Fra gli altri ci sono Renzo Bossi e Nicole Minetti
Ora sulla richiesta di processo per i 64 indagati dovrà esprimersi il giudice dell’udienza preliminare. Tra le persone che rischiano il processo ci sono anche Renzo Bossi e Nicole Minetti, oltre a Davide Boni, ex presidente del Consiglio regionale, Massimo Ponzoni, Franco Nicoli Cristiani, Monica Rizzi, Romano Colozzi, Massimo Buscemi e Giulio Boscagli, per citarne alcuni dell’allora maggioranza. Per quella che era l’opposizione, invece, ci sono, tra gli altri, Chiara Cremonesi, Luca Gaffuri, Carlo Spreafico ed Elisabetta Fatuzzo.

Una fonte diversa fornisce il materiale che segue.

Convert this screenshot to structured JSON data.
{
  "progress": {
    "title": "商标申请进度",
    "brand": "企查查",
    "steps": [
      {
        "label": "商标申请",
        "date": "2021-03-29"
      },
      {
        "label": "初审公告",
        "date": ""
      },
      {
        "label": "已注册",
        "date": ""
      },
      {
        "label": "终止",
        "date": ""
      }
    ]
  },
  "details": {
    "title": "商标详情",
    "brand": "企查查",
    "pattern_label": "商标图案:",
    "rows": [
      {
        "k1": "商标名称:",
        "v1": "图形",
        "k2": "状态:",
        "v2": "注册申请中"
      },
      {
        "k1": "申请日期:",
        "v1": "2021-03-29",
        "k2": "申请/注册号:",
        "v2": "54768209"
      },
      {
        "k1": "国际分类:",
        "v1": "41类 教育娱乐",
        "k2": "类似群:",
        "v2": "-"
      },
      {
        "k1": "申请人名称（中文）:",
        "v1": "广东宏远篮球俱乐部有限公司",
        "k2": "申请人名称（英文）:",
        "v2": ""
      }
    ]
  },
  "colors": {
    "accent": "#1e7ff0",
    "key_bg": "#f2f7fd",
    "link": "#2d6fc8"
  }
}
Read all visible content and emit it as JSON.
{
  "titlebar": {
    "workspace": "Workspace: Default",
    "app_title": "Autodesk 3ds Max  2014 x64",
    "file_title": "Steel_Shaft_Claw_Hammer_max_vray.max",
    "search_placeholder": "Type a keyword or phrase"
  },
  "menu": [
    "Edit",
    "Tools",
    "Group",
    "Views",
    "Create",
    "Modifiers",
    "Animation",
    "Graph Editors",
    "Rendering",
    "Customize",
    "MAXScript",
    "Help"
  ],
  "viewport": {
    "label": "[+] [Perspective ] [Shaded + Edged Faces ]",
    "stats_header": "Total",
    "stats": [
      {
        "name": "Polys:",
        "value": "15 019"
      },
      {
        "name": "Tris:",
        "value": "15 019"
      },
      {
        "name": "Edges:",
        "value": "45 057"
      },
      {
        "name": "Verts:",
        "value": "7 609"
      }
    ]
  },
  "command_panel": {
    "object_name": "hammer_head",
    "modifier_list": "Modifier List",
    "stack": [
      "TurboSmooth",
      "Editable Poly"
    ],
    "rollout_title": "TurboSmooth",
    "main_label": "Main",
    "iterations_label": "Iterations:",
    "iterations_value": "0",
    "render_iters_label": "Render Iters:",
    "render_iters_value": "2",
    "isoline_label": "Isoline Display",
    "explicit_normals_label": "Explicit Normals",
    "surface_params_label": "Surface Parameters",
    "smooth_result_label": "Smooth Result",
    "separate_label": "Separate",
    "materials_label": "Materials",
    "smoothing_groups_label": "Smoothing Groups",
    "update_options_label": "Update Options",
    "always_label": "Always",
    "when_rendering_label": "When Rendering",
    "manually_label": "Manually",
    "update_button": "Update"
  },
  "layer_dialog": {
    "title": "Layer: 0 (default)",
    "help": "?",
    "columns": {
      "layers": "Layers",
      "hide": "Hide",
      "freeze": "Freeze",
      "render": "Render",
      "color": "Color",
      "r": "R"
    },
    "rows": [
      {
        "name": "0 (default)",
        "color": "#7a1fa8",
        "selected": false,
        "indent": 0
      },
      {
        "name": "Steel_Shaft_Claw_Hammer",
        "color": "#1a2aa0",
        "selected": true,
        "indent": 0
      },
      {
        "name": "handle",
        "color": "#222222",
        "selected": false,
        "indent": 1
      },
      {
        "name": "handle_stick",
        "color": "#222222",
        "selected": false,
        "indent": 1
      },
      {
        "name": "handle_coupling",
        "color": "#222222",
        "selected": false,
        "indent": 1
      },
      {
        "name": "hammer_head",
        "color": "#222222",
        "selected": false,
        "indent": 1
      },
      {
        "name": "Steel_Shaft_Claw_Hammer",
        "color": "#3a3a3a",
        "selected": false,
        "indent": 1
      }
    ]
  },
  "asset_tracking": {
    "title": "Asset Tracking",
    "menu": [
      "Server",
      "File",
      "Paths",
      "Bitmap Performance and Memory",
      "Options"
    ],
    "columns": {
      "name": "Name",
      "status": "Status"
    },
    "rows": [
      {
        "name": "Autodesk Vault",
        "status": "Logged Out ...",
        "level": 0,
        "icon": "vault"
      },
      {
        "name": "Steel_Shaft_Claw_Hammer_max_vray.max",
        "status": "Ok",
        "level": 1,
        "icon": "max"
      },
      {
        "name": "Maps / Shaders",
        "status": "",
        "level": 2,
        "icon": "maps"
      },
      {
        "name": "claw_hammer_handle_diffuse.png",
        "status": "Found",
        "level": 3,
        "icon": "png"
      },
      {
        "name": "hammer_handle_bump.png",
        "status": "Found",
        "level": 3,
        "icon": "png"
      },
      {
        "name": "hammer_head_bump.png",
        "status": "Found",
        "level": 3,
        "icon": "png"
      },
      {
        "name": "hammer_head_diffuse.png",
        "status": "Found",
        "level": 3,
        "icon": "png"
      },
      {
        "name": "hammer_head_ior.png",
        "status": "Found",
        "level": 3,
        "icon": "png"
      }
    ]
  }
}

Quasi 700 pagine di spese folli
Nelle quasi 700 pagine di richiesta di rinvio a giudizio ci sono gli elenchi dettagliati di tutte le spese contestate ai politici. L’accusa per quasi tutti è peculato, mentre in due sono accusati di truffa. Si tratta di Boni e Galli, l’uno avrebbe dato informazioni non veritiere sul proprio domicilio per incassare i rimborsi di trasferta e l’altro avrebbe fatto ottenere una consulenza di 196mila euro al genero, anche lui tra gli imputati.